Algebraic curves $A^{\circ l}(x)-U(y)=0$ and arithmetic of orbits of rational functions

TL;DR

This paper characterizes pairs of complex rational functions whose iterated difference curves have genus at most one, linking their structure to special maps called generalized Lattès maps and exploring a dynamical Mordell-Lang conjecture.

Contribution

It provides a complete description of such rational function pairs and establishes a version of the dynamical Mordell-Lang conjecture for these functions over number fields.

Findings

Characterization of rational functions with genus-zero or one iterated difference curves.

Identification of conditions under which $A$ and $U$ are related via a rational function $V$.

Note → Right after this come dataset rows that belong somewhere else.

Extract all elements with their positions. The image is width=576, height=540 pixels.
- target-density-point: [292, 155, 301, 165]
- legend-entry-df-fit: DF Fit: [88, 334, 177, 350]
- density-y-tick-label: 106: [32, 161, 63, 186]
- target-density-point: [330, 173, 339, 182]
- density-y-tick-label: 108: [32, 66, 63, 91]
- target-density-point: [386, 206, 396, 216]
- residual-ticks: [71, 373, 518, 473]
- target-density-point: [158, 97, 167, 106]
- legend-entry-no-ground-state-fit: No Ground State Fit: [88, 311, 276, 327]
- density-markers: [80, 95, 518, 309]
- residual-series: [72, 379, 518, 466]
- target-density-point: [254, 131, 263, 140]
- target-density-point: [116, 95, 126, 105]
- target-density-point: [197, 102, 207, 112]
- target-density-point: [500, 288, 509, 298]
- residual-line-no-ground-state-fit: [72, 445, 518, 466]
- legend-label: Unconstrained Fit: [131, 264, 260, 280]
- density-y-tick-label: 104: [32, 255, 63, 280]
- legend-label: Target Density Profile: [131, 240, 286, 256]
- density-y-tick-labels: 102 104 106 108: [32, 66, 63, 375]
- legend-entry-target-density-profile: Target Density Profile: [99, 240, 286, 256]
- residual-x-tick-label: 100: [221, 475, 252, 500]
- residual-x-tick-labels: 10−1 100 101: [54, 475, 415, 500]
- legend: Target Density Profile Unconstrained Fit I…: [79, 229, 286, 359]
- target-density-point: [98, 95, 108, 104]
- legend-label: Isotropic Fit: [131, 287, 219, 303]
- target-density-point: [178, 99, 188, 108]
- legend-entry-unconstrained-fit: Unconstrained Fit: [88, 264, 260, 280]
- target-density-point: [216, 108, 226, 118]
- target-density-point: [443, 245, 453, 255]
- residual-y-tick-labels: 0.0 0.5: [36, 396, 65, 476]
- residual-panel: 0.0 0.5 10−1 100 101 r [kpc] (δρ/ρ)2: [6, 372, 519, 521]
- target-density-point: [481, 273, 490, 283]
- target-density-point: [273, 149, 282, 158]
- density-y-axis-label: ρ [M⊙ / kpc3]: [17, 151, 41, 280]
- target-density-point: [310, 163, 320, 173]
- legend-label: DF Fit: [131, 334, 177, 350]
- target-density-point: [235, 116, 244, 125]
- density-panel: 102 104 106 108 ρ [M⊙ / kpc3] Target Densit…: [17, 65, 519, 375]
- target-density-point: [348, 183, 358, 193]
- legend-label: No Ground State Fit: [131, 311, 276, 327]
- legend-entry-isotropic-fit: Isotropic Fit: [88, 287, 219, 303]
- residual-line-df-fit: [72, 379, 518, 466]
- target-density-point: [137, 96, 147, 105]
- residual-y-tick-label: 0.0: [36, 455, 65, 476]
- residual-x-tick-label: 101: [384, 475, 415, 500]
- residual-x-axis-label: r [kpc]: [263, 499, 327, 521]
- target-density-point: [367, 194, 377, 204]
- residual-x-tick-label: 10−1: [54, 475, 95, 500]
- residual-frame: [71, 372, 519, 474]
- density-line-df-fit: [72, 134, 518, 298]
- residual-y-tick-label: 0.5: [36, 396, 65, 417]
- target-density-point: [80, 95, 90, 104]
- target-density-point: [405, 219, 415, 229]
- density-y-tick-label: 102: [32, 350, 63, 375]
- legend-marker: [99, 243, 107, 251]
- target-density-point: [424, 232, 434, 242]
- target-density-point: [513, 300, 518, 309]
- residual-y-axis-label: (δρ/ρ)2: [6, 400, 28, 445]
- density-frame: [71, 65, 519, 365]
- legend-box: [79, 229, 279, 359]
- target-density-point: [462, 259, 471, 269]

Proof of a dynamical Mordell-Lang conjecture for rational functions over number fields.

Abstract

We give a description of pairs of complex rational functions $A$ and $U$ of degree at least two such that for every $d\geq 1$ the algebraic curve $A^{\circ d}(x)-U(y)=0$ has a factor of genus zero or one. In particular, we show that if $A$ is not a `generalized Latt\`es map', then this condition is satisfied if and only if there exists a rational function $V$ such that $U\circ V=A^{\circ l}$ for some $l\geq 1.$ We also prove a version of the dynamical Mordell-Lang conjecture, concerning intersections of orbits of points from $\mathbb P^1(K)$ under iterates of $A$ with the value set $U(\mathbb P^1(K))$, where $A$ and $U$ are rational functions defined over a number field $K.$